Участие в разнообразных организациях под турецкой эгидой для стран региона – возможность диверсифицировать свои внешние связи, прежде всего в сфере экономики, а здесь находящаяся в глубоком экономическом кризисе Турция далеко отстает от ведущих внерегиональных акторов – Китая и России. Участие турецкого бизнеса заметно во всех странах региона, но его удел – сфера малого и среднего предпринимательства, а никак не прорывных проектов со значительными инвестициями, желанными в регионе. Любая практическая, не декларативная, как ССТГ или ТЮРКСОЙ, институционализация взаимодействия с Турцией способна спровоцировать функционал, конкурентный и потенциально конфликтогенный, к уже существующим – независимо от качества их развития – интеграционным объединениям и трансрегиональным проектам.

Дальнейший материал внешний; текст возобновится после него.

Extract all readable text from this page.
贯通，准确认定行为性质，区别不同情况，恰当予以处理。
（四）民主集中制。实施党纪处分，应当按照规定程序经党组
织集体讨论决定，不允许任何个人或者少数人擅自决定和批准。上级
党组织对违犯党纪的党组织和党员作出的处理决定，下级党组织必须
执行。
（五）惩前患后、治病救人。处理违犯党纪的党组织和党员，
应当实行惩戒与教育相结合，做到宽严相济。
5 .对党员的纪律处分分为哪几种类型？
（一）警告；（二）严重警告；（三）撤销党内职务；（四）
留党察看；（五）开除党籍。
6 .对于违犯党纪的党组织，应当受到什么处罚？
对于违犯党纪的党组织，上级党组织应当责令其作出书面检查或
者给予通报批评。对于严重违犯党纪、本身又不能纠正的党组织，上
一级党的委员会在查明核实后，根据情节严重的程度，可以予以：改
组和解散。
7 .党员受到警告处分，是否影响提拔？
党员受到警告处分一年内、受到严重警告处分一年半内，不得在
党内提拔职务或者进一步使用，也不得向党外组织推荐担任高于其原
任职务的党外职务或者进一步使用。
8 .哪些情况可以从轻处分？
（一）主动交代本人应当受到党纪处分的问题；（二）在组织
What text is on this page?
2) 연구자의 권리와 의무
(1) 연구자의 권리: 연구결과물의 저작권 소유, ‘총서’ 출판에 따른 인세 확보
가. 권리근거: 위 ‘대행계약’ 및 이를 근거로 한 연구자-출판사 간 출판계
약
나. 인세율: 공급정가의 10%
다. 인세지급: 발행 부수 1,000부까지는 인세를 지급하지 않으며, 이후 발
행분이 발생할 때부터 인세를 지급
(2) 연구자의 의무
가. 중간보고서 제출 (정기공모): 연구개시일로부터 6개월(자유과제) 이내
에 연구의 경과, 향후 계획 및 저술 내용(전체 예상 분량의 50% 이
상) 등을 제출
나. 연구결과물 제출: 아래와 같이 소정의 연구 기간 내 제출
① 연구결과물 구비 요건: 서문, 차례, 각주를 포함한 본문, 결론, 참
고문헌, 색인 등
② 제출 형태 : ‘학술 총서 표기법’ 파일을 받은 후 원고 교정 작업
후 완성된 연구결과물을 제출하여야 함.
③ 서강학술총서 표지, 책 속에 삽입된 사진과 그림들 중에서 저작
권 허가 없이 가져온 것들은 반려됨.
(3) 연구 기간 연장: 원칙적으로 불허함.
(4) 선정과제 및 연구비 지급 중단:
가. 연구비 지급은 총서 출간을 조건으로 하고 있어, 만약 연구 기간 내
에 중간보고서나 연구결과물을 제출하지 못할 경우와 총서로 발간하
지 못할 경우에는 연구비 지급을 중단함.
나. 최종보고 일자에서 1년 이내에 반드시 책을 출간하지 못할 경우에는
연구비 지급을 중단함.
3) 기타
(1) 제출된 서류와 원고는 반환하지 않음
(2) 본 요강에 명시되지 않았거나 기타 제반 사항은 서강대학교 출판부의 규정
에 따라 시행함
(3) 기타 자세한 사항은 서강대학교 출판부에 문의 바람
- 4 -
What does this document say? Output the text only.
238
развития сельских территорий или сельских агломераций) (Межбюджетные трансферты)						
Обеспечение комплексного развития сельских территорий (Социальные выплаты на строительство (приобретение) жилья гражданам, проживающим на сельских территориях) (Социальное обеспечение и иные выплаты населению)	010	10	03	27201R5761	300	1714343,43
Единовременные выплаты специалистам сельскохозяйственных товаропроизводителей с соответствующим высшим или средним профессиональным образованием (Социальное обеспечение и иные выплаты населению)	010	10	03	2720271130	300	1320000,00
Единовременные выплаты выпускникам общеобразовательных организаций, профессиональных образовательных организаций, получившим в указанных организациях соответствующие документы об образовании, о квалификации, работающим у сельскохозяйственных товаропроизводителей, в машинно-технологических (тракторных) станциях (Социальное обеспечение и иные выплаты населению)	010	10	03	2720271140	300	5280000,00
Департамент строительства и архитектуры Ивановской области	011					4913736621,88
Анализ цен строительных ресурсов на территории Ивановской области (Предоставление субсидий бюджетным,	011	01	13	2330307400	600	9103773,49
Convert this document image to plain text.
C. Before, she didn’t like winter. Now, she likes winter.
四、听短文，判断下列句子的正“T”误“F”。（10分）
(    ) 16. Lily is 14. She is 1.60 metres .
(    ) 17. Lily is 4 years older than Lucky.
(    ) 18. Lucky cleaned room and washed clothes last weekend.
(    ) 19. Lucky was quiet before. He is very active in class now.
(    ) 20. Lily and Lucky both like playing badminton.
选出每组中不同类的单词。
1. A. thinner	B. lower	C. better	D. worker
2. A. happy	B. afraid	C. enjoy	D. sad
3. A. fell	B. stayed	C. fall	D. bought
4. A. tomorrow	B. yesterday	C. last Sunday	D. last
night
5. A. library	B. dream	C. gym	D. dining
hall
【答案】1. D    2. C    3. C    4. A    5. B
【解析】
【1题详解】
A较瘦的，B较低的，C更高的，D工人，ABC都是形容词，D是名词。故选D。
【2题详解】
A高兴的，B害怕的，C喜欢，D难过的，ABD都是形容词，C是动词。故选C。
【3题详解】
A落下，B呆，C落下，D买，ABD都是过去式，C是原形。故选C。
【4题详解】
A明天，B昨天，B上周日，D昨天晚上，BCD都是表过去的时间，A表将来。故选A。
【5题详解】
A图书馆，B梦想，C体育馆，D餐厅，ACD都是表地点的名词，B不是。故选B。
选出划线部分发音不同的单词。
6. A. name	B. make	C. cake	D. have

С точки зрения официальной повестки турецкого министра, в столицах Казахстана и Узбекистана какая-либо тесная военная интеграция не обсуждалась и визит носил скорее рабочий характер. В Ташкенте министры обороны Узбекистана и Турции Баходир Курбанов и Хулуси Акар подписали соглашение о военном и военно-техническом сотрудничестве, на встрече турецкого министра и президента Узбекистана Шавката Мирзиёева стороны обсуждали реализацию программ в области обучения военных кадров, дальнейшее налаживание контактов между военными вузами, обмен опытом в подготовке войсковых подразделений. Аналогичные вопросы обсуждались и в столице Казахстана с министром обороны Казахстана Нурланом Ермекбаевым. Однако обращает на себя внимание выбранное для визита время, когда в условиях пандемических ограничений приостанавливаются или переводятся в онлайн-режим даже более важные для стран региона международные контакты, например, относящиеся к преодолению экономического кризиса или к антипандемическому сотрудничеству. В онлайн-режим переведены в обозримой перспективе все контакты в таких форматах, как ОДКБ или ШОС, а Турция, судя по всему, стремится занять место в образовавшихся нишах и использовать более продуктивный формат прямых контактов.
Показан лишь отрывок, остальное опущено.